Years ago I,d watched a strange but  compelling film called Pi about a mathematician who believed there were set patterns everywhere in nature.Mathematical equations in fact. They were not random and if you could only see these patterns of numbers you could understand the very rules of nature itself. Its an unforgettable, bonkers film.A work of fiction ,but it came back to me suddenly during this walk.For those interested in what its about. .
Don,t think there,s another film quite like it.Seemingly Inspired by the true story of two brothers who built a supercomputer inside their house, then grew increasingly obsessed with cracking the secret of Pi. Kate Bush also wrote a song about it on her jazz flavoured CD Aerial.

Anyway...This is a bracket fungus with layers of growth on it just like the tree it grows on has growth rings inside.

This is a stone found near Loch Davan.Do stones grow? :) Probably formed by layers of lava cooling and contracting perhaps,or some sort of pressure.Just a guess.They both look like hamburgers with a cheese topping layer on the fungi.
A Scot,s pine tree.The bark (lower left) looks very like the way jigsaws are made.Were early jigsaws inspired by these natural patterns as they would have been hand carved originally by people familiar with all types of wood?.Or is that idea too far fetched?
The Ceilidh.A traditional Scottish affair.Many of the dances seem to mimic the natural world around.The figure of eight movement resembles bees in a hive which do a similar dance with other bees watching to tell them where the best flowers are.Likewise both arms raised high and curving during certain dances are just like red deer and antlers.A lot of the early inspirations  must have came from nature.Seeing patterns that produced a spark of inspiration for something else.

I spotted this tree creeper nearby.A bird that has been called a flying mouse as it creeps round and round a tree starting near the base then spiralling upwards looking for spiders,incests and seeds til it  reaches the top of the trunk then off it  flies to a new one to repeat the process.It even likes to nest inside the bark and sleeps squeezed into a crack or crevice,often in redwoods which they love.As such its body is flattened.Hard wee bird to get a chance photo of as it flits round to the other side of the trunk as soon as it spots you so I,m fairly pleased with this.

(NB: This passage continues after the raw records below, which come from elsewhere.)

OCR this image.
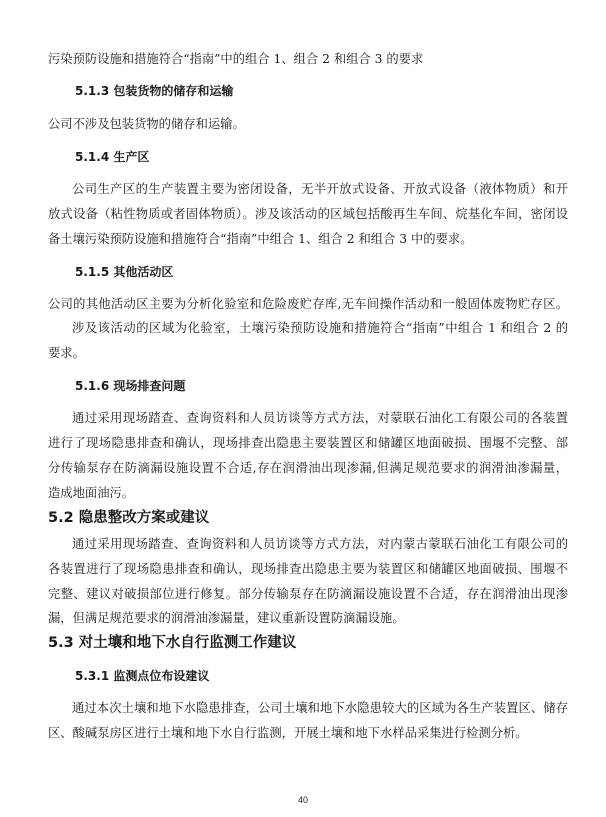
污染预防设施和措施符合“指南”中的组合 1、组合 2 和组合 3 的要求
5.1.3 包装货物的储存和运输
公司不涉及包装货物的储存和运输。
5.1.4 生产区
公司生产区的生产装置主要为密闭设备，无半开放式设备、开放式设备（液体物质）和开
放式设备（粘性物质或者固体物质）。涉及该活动的区域包括酸再生车间、烷基化车间，密闭设
备土壤污染预防设施和措施符合“指南”中组合 1、组合 2 和组合 3 中的要求。
5.1.5 其他活动区
公司的其他活动区主要为分析化验室和危险废贮存库,无车间操作活动和一般固体废物贮存区。
涉及该活动的区域为化验室，土壤污染预防设施和措施符合“指南”中组合 1 和组合 2 的
要求。
5.1.6 现场排查问题
通过采用现场踏查、查询资料和人员访谈等方式方法，对蒙联石油化工有限公司的各装置
进行了现场隐患排查和确认，现场排查出隐患主要装置区和储罐区地面破损、围堰不完整、部
分传输泵存在防滴漏设施设置不合适,存在润滑油出现渗漏,但满足规范要求的润滑油渗漏量，
造成地面油污。
5.2 隐患整改方案或建议
通过采用现场踏查、查询资料和人员访谈等方式方法，对内蒙古蒙联石油化工有限公司的
各装置进行了现场隐患排查和确认，现场排查出隐患主要为装置区和储罐区地面破损、围堰不
完整、建议对破损部位进行修复。部分传输泵存在防滴漏设施设置不合适，存在润滑油出现渗
漏，但满足规范要求的润滑油渗漏量，建议重新设置防滴漏设施。
5.3 对土壤和地下水自行监测工作建议
5.3.1 监测点位布设建议
通过本次土壤和地下水隐患排查，公司土壤和地下水隐患较大的区域为各生产装置区、储存
区、酸碱泵房区进行土壤和地下水自行监测，开展土壤和地下水样品采集进行检测分析。
40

I rejoined the others for the walk into the Burn O Vat.Having done their Corbett they were now happy to indulge in some low level stuff.Its an interesting  formation, only a short distance from the road..Formed in a similar way to the Punch Bowl. .ie rocks finding a fault in stone then swirling around over countless years to create a depression then ,in this case, a large chamber.I,ve seen similar structures deep underground,caving in the Mendips and Peak District many years ago.They were still filled with water but this one had  only a little burn now and was filled with sand and debris.If you emptied it out it would probably go down 10 to 20 feet more.You can see the top edges here.

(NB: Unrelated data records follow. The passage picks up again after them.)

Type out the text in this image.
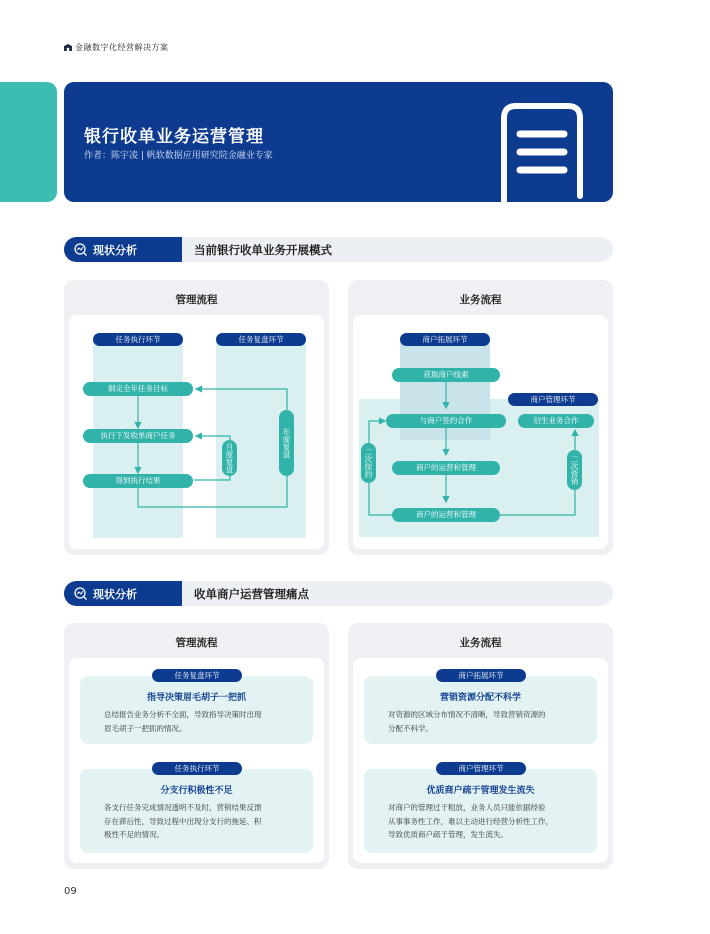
金融数字化经营解决方案
银行收单业务运营管理
作者：陈宇凌 | 帆软数据应用研究院金融业专家
现状分析	当前银行收单业务开展模式
管理流程
任务执行环节	任务复盘环节
制定全年任务目标
执行下发收单商户任务
得到执行结果
月度复盘	年度复盘
业务流程
商户拓展环节
商户管理环节
获取商户线索
与商户签约合作
商户的运营和管理
商户的运营和管理
衍生业务合作
二次续约	二次营销
现状分析	收单商户运营管理痛点
管理流程
指导决策眉毛胡子一把抓
总结报告业务分析不全面，导致指导决策时出现
眉毛胡子一把抓的情况。
任务复盘环节
分支行积极性不足
各支行任务完成情况透明不及时，营销结果反馈
存在滞后性，导致过程中出现分支行的拖延、积
极性不足的情况。
任务执行环节
业务流程
营销资源分配不科学
对资源的区域分布情况不清晰，导致营销资源的
分配不科学。
商户拓展环节
优质商户疏于管理发生流失
对商户的管理过于粗放，业务人员只能依据经验
从事事务性工作，难以主动进行经营分析性工作，
导致优质商户疏于管理，发生流失。
商户管理环节
09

The entrance hole we came in through is just left of the boulder in the top middle of the picture.That gives you some idea of the scale.A good day for all concerned.The rest of the hillnabbers arrived back at the hut at various times depending on how far the walk and drive was.The night passed with cards,books, food and swally.

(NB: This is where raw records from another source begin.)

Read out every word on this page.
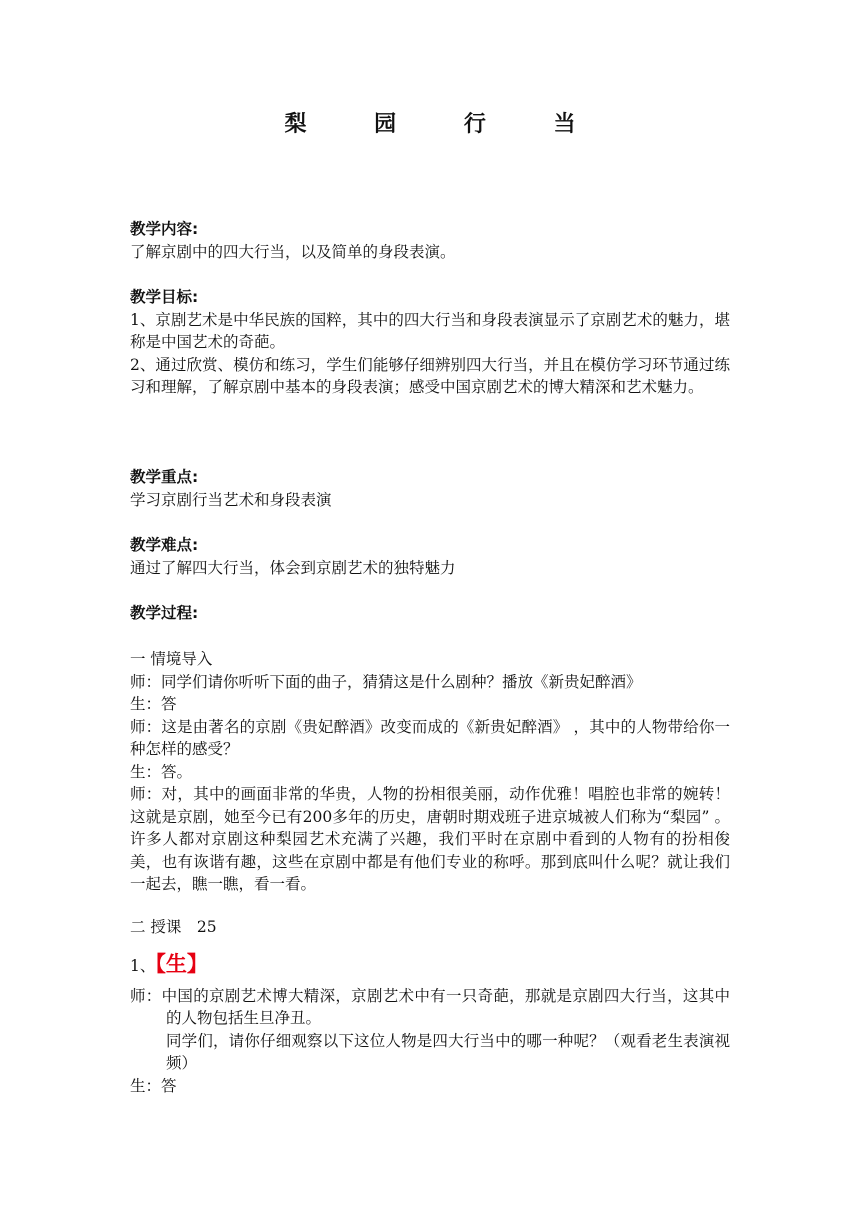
梨 园 行 当
教学内容:
了解京剧中的四大行当，以及简单的身段表演。
教学目标:
1、京剧艺术是中华民族的国粹，其中的四大行当和身段表演显示了京剧艺术的魅力，堪称是中国艺术的奇葩。
2、通过欣赏、模仿和练习，学生们能够仔细辨别四大行当，并且在模仿学习环节通过练习和理解，了解京剧中基本的身段表演；感受中国京剧艺术的博大精深和艺术魅力。
教学重点:
学习京剧行当艺术和身段表演
教学难点:
通过了解四大行当，体会到京剧艺术的独特魅力
教学过程:
一 情境导入
师：同学们请你听听下面的曲子，猜猜这是什么剧种？播放《新贵妃醉酒》
生：答
师：这是由著名的京剧《贵妃醉酒》改变而成的《新贵妃醉酒》 ，其中的人物带给你一种怎样的感受？
生：答。
师：对，其中的画面非常的华贵，人物的扮相很美丽，动作优雅！唱腔也非常的婉转！这就是京剧，她至今已有200多年的历史，唐朝时期戏班子进京城被人们称为“梨园” 。 许多人都对京剧这种梨园艺术充满了兴趣，我们平时在京剧中看到的人物有的扮相俊美，也有诙谐有趣，这些在京剧中都是有他们专业的称呼。那到底叫什么呢？就让我们一起去，瞧一瞧，看一看。
二 授课　25
1、【生】
师：中国的京剧艺术博大精深，京剧艺术中有一只奇葩，那就是京剧四大行当，这其中的人物包括生旦净丑。
同学们，请你仔细观察以下这位人物是四大行当中的哪一种呢？（观看老生表演视频）
生：答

Graham,Gordon and Phil arrived back in the dark,looking suitably drained I,m pleased to say,two new Munros to tick off.
"Wasn,t hard." they told us,peeling off numerous frozen layers to sit at the fire.
"I know.Told you it wasn,t" We replied.
"Heard you didn,t do a hill today Bob?.Were you sick?"
Tis the duty of each new generation to walk over a carpet made up of the feeble  groaning bodies of the last.Such is life!